Questions to Ask During the RFP Process

The goal of the Request for Proposal (RFP) is to present a project in the context of the organization and its goals so that great vendors can submit the best possible proposals. Once you have written this proposal it is time to find great vendors to send you bids. Unless you are Kevin Costner in Field of Dreams, if you write it people won’t necessarily come and bid. Here is a helpful approach to getting vendors to bid.

 RFP Resources and Templates

See our ultimate nonprofit RFP guide with examples and templates.

Vendor checklist

Rating the strengths

Use a spreadsheet to track and rate the vendor proposals that you get. Here is a template:

  • Budget 
  • Timeline 
  • Quality of proposal (1 low < 5 high)
    • Did the firm try on their proposal? 
    • Was it a boiler plate or customized to your RFP?
  • Confidence in Design (1<5)
    • This is your feeling on what their design aesthetic is and your confidence in their ability to deliver that for your needs. If their main designer has a style you don’t like, this should drop the score. 
  • Confidence in Functionality (1<5)
    • Is the firm outsourcing development or doing it in house? Have they completed projects like this in the past?
  • Homerun factor (1<5)
    • This is a soft factor but incorporates your confidence in their team, their familiarity with your sector, and their EXCITEMENT about your project! 
  • References (1<5)
    • Talk to at least 2 references they list. Consider asking other people they have worked with. 

Questions to ask Vendors


  • For the key people working on your web project, how much experience do they have?
  • Which staff will actually be working on the project? This is especially important at large web firms.
  • Have they developed other sites for non-profit orgs? 
  • Have they developed other sites related to your particular cause?
  • What is their background or experience in search engine optimization?
  • What is their background or experience in Google Analytics and web tracking for impact?


  • Do all of the web projects they’ve recently worked on have a similar aesthetic? That’s okay, as long as you like that look and feel. If not, are you confident in their capacities to expand their design?
  • Do they outsource design?
  • In your initial conversations about the aesthetic you’re after, does the agency staff communicate in language that you can understand? Are they able to articulate back to you what you’re after?

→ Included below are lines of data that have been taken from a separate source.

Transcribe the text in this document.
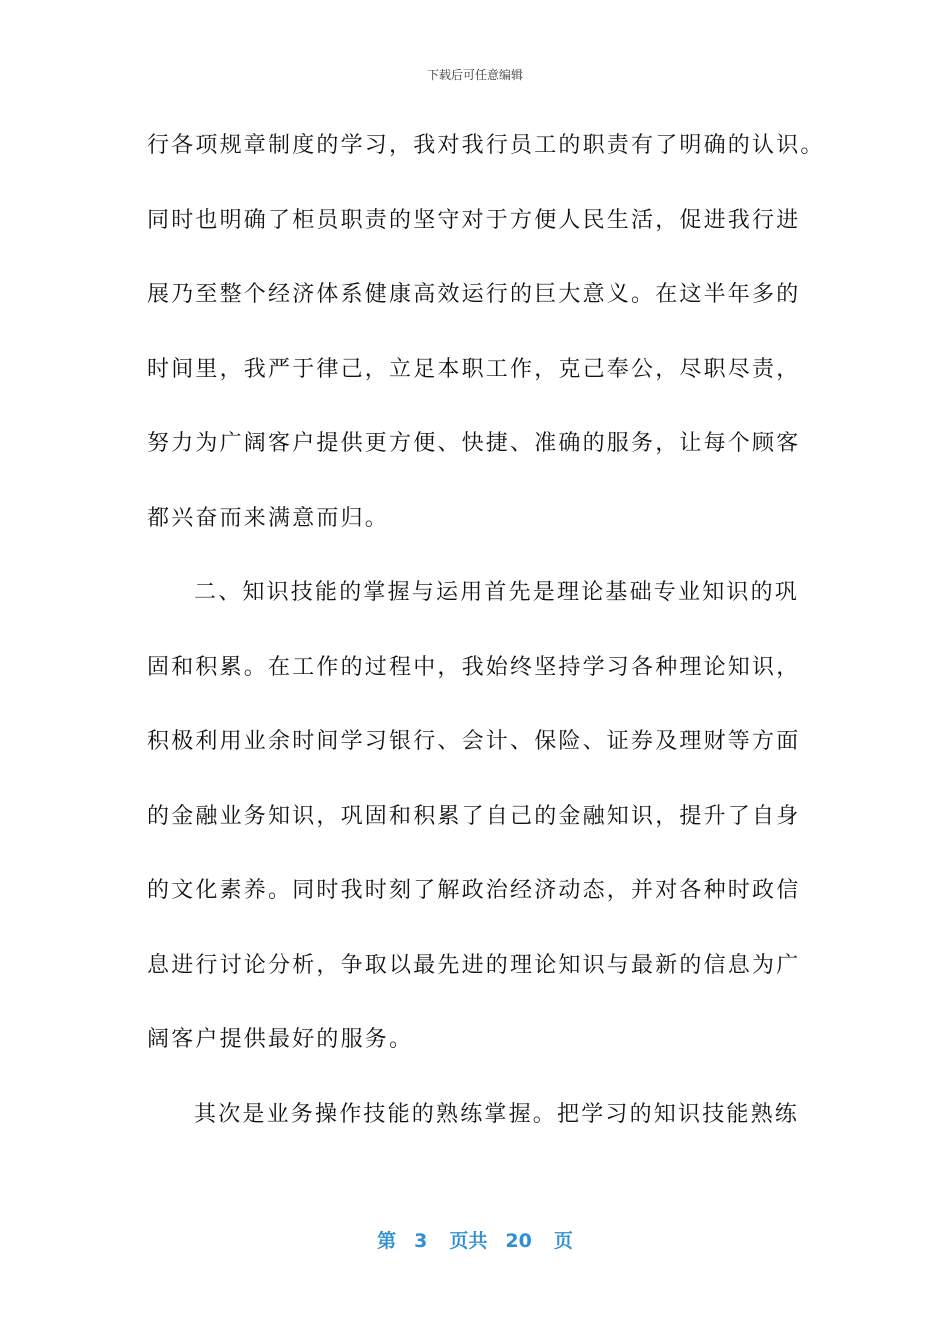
下载后可任意编辑
行各项规章制度的学习，我对我行员工的职责有了明确的认识。
同时也明确了柜员职责的坚守对于方便人民生活，促进我行进
展乃至整个经济体系健康高效运行的巨大意义。在这半年多的
时间里，我严于律己，立足本职工作，克己奉公，尽职尽责，
努力为广阔客户提供更方便、快捷、准确的服务，让每个顾客
都兴奋而来满意而归。
二、知识技能的掌握与运用首先是理论基础专业知识的巩
固和积累。在工作的过程中，我始终坚持学习各种理论知识，
积极利用业余时间学习银行、会计、保险、证券及理财等方面
的金融业务知识，巩固和积累了自己的金融知识，提升了自身
的文化素养。同时我时刻了解政治经济动态，并对各种时政信
息进行讨论分析，争取以最先进的理论知识与最新的信息为广
阔客户提供最好的服务。
其次是业务操作技能的熟练掌握。把学习的知识技能熟练
第 3 页共 20 页
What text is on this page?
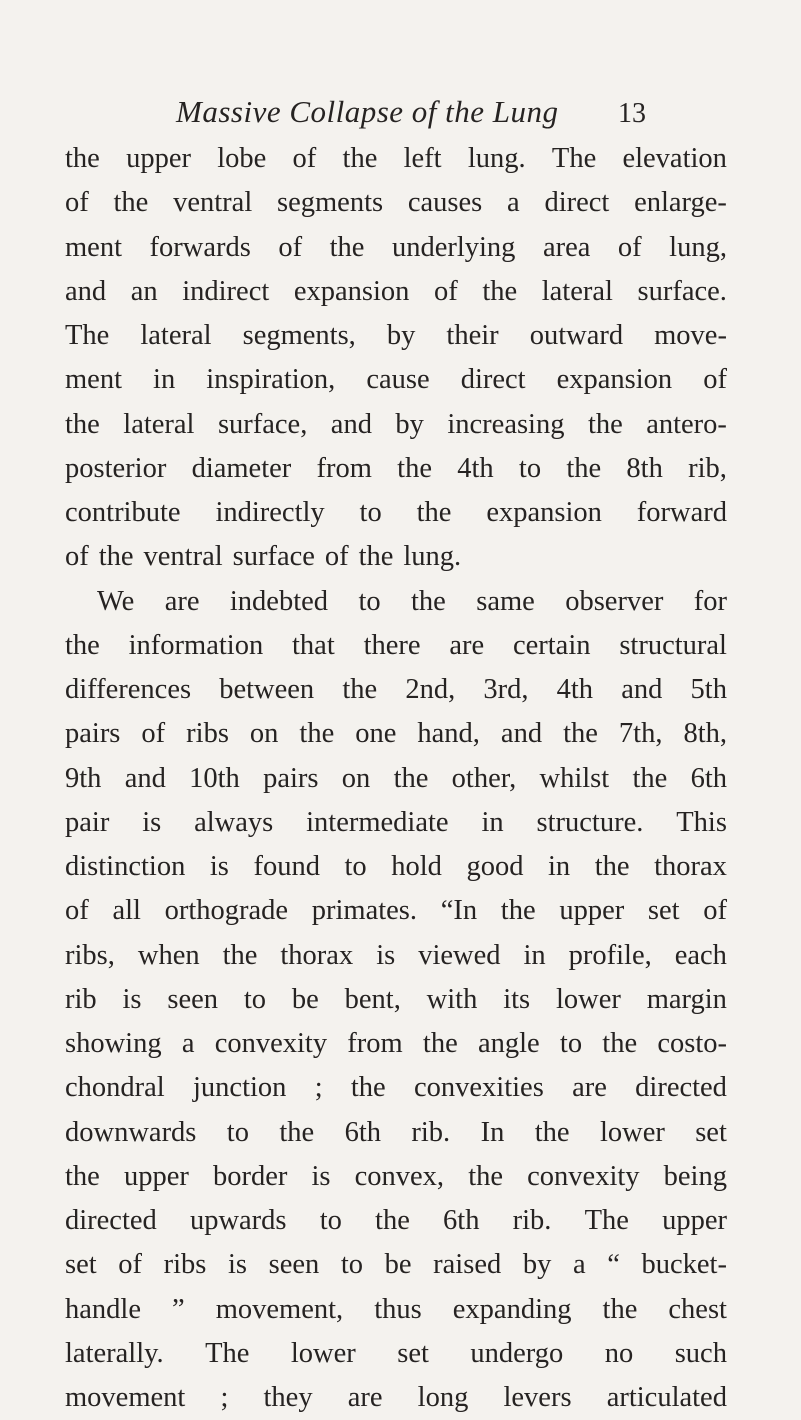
Massive Collapse of the Lung 13
the upper lobe of the left lung. The elevation
of the ventral segments causes a direct enlarge-
ment forwards of the underlying area of lung,
and an indirect expansion of the lateral surface.
The lateral segments, by their outward move-
ment in inspiration, cause direct expansion of
the lateral surface, and by increasing the antero-
posterior diameter from the 4th to the 8th rib,
contribute indirectly to the expansion forward
of the ventral surface of the lung.
We are indebted to the same observer for
the information that there are certain structural
differences between the 2nd, 3rd, 4th and 5th
pairs of ribs on the one hand, and the 7th, 8th,
9th and 10th pairs on the other, whilst the 6th
pair is always intermediate in structure. This
distinction is found to hold good in the thorax
of all orthograde primates. “In the upper set of
ribs, when the thorax is viewed in profile, each
rib is seen to be bent, with its lower margin
showing a convexity from the angle to the costo-
chondral junction ; the convexities are directed
downwards to the 6th rib. In the lower set
the upper border is convex, the convexity being
directed upwards to the 6th rib. The upper
set of ribs is seen to be raised by a “ bucket-
handle ” movement, thus expanding the chest
laterally. The lower set undergo no such
movement ; they are long levers articulated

  • What technologies (platforms like WordPress or Drupal and development environments like Ruby or PHP) do they have experience with?
  • Do they have expertise in a particular technology? If so, ask them when it’s not appropriate to use that technology? You want to avoid an agency where every problem looks like the perfect nail for their hammer.
  • What changes will you be able to make to the site without their aid, or that of another designer? Ask for a demonstration on another site they’ve worked on forf how to make those changes.
  • What CRM systems (such as Convio, Democracy in Action) do their technologies integrate with?
  • What CRM systems have they completed recent integration projects with?
  • What are the staff training implications of the technology choices the agency makes?
  • Can you to talk to a customer for whom they completed an integration project?
  • Are they talking about the mobile audience, and how their design will accommodate users on smaller screens?
  • Do they talk about where and how to host your web project? Do they have a relationship with hosting companies?
  • What considerations does the agency give to web accessibility?


  • How will invoicing work?
  • What systems and practices do they have in place to ensure that they don’t exceed the agreed-upon budget?
  • What happens if they find out they need to exceed the budget?
  • If billed on a project basis, can 15% of project be paid on site launch + project completion? 
  • In their proposal, have they accounted for additional costs unrelated to staffing, such as stock photography or software subscriptions?


  • What are the milestones associated with their development process? 
  • Are they comfortable with hitting the timeline you’ve identified?
  • If the firm uses an ‘agile’ approach, have them discuss how it fits with your fixed deadline. 
  • What software do they use to manage their development?
  • How many meetings are in person vs remote?
  • Who will be the project manager on the project. Ask to have a quick call with them to gauge their likability and communication style.
  • How many design revisions are included in the process? 
  • Will the agency have a role in migrating existing website content?


  • Would you want to go to a party with these folks or at least spend a couple days in a cabin together? You’re going to be working with them for months.
  • Who will own the copyrights associated with their work on your web project?
  • Have they genuinely attempted to understand your organization’s goals for the web project?
  • Do they speak in web marketing lingo, using terms like ‘conversions’ and ‘calls to action’? While it’s not hard to fake this, a few probing questions about previous projects should separate the fakers from the experts.
  • Where is the agency located? Long distance relationships can be hard. Are they able to do a few in person meetings?
  • Do they outsource their work? If so, what parts and to whom?
  • Has the agency asked about the demographics of your audience? If many of them are elderly, for example, or in the developing world, then they’ll want to factor these issues into their designs.
  • What is their reputation? Ask your colleagues if they’ve heard of the agency, and what they think of them.